Re: And then we have fantasy football

Post by JETS SB » Sat Nov 03, 2012 1:11 pm

JD CUBE wrote:I rarely comment, but a few thoughts:
1. There is no "skill" to preparing for a draft or managing a team during the season. Its all about time, effort and preparation.
Yes, this doesnt make much sense. If you are describing luck vs skill, "time, effort, and preparation" would be under the skill column, not luck. Most of the luck involved in fantasy football is the head to head matchups week to week, the playoffs (to a point, but with 3 weeks of scoring, this diminishes the luck immensely) and injuries.

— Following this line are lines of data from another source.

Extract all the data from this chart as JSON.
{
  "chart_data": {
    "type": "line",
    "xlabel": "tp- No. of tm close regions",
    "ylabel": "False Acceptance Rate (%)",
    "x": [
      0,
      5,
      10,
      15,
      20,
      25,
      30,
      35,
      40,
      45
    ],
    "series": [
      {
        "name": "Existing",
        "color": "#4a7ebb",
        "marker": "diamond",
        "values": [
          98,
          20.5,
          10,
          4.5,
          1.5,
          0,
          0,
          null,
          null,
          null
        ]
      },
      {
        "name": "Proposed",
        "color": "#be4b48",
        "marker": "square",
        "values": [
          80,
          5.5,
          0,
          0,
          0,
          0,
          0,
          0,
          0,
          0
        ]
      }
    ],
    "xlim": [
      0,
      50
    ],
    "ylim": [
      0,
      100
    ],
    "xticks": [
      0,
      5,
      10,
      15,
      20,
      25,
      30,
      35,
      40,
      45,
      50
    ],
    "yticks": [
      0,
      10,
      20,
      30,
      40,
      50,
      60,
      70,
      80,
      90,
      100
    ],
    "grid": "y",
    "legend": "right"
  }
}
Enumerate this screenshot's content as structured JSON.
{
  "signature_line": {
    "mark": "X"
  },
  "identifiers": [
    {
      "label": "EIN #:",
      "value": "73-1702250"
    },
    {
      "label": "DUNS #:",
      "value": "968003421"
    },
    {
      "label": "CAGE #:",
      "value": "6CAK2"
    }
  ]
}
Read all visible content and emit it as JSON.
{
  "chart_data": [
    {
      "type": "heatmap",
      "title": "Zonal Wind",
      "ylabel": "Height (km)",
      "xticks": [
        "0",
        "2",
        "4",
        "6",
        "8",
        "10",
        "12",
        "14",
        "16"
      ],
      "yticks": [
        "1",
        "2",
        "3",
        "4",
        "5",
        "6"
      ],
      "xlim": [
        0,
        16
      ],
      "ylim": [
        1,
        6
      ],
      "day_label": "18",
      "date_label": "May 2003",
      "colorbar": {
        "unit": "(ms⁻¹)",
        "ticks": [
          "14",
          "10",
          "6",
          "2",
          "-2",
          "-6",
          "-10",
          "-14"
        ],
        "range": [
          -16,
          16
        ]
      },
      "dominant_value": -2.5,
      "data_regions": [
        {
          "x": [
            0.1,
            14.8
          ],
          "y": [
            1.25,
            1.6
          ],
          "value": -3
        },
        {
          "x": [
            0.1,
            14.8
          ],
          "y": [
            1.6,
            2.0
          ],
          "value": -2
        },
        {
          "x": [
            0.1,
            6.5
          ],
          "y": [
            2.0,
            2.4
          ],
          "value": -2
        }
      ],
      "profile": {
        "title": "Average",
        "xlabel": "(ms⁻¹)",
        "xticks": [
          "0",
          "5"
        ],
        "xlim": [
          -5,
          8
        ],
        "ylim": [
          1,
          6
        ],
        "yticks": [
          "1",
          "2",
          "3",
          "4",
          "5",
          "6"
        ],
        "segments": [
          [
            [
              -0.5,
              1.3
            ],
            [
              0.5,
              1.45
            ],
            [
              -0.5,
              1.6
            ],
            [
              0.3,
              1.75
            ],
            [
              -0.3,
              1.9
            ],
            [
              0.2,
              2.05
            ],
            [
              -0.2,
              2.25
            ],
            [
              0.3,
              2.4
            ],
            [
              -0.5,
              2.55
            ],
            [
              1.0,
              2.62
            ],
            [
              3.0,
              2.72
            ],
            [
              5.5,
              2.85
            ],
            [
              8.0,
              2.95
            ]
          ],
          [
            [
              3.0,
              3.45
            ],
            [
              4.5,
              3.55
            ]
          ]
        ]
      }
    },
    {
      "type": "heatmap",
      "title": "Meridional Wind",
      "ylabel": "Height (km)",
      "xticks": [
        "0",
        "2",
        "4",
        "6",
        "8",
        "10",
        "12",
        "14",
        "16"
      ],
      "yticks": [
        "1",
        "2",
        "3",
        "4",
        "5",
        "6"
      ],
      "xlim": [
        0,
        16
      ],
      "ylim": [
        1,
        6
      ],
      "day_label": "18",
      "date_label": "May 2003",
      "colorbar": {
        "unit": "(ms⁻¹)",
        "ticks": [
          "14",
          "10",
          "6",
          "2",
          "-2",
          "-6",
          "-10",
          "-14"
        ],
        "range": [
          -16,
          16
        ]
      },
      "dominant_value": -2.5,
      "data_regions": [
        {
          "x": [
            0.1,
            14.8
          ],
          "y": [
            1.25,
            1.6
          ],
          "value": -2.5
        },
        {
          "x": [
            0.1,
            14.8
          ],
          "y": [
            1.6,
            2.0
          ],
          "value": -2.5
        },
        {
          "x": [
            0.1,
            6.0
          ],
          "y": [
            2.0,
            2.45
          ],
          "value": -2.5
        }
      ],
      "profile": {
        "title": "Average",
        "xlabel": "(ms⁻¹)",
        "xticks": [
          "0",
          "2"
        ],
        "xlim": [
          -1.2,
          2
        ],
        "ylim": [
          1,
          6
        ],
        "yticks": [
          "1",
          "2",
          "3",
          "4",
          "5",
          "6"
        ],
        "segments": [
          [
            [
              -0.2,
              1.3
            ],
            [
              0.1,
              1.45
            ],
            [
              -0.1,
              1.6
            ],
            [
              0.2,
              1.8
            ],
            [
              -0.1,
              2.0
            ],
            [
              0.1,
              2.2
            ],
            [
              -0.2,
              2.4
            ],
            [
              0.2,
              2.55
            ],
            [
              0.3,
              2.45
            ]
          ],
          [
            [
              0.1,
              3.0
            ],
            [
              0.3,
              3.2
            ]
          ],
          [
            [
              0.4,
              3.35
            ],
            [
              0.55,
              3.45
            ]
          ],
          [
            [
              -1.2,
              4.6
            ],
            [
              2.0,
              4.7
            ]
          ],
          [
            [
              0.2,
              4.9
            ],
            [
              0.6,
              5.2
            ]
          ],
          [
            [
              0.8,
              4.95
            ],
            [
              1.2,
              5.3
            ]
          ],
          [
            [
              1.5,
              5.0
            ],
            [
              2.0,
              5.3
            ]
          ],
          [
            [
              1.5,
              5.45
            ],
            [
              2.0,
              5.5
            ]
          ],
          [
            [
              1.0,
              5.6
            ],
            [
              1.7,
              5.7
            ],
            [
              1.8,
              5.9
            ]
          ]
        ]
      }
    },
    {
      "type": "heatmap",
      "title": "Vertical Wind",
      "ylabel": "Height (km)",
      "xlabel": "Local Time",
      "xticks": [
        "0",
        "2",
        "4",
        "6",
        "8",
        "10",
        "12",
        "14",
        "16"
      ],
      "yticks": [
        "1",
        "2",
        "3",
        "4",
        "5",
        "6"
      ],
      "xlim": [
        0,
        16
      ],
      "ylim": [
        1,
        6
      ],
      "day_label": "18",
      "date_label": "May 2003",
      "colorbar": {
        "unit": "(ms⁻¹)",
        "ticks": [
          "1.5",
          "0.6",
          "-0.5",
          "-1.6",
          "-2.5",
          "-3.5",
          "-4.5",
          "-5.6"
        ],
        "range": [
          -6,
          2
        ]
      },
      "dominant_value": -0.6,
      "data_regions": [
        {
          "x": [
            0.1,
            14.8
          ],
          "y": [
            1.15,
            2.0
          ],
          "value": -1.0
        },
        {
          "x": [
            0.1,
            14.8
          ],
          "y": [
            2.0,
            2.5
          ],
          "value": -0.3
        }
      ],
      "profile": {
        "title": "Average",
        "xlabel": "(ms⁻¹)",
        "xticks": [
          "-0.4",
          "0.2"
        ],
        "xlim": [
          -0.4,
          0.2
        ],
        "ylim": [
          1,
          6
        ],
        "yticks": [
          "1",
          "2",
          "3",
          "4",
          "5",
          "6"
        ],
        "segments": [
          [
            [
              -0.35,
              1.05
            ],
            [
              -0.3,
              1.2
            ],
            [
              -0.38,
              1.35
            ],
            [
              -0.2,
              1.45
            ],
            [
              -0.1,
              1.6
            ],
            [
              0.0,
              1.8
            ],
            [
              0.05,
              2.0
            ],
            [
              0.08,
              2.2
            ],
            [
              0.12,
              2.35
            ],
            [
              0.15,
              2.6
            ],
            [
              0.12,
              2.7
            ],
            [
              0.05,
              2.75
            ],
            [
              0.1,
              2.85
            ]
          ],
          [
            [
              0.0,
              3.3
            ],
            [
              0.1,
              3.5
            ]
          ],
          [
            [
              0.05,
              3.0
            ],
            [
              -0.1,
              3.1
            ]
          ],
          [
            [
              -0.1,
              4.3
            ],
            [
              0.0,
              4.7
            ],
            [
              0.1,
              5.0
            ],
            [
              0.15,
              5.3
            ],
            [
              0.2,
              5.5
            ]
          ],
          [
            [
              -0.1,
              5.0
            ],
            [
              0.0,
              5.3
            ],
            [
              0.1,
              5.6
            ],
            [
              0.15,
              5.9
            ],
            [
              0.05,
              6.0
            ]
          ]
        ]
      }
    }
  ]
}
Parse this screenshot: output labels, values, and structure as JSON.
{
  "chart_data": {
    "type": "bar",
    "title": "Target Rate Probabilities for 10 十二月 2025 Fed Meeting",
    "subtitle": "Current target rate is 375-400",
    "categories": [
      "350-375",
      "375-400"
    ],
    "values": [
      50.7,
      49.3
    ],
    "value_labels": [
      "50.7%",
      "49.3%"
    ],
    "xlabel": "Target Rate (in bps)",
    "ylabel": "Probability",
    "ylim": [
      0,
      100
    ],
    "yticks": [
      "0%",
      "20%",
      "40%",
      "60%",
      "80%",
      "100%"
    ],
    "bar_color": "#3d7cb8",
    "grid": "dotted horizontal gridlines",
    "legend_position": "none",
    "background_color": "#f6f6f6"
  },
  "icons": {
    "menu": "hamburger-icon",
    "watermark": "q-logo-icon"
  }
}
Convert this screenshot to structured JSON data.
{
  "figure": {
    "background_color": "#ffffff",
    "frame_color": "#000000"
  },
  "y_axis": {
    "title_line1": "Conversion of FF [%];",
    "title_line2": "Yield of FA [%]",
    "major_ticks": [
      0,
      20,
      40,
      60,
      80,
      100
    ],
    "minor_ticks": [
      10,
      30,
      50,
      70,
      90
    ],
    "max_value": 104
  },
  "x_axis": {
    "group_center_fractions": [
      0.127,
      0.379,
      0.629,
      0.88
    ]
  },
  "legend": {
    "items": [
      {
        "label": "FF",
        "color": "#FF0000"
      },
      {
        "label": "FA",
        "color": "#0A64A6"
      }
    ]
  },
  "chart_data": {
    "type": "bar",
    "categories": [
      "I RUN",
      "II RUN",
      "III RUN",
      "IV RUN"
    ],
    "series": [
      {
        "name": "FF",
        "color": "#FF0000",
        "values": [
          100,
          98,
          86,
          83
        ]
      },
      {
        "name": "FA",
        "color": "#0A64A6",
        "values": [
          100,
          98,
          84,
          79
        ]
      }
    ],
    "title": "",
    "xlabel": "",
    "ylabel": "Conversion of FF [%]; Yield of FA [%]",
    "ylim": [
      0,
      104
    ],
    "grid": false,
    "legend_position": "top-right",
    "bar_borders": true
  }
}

The draft is the most important skill in fantasy football. If you don't have a draft strategy and don't have a clue as far as how to best balance your team and prepare yourself for unexpected circumstances, you have a bigger chance of not doing well.

To give you an example, in my classic league, I was not prepared as well as I should have been. I knew that there were several owners in the league that were WR drafters. I knew there would be 2 or 3 teams that would draft 3 or 4 WRs at the beginning of the draft, and I should have prepared, by taking advantage of this, but I didn't and left myself short at RB, by following the trend, instead of making my own. The opposite occurred in the Primetime, as I planned on what I wanted to do, the players I wanted, and this was only because I learned my lesson in the Classic and made the appropriate adjustments. I ended up with nearly the exact team I wanted to draft, and I am doing well in the Primetime, not in the Classic. This isn't just coincidence or luck, it is preparation, which, to me, is the one huge part of fantasy football that we can control.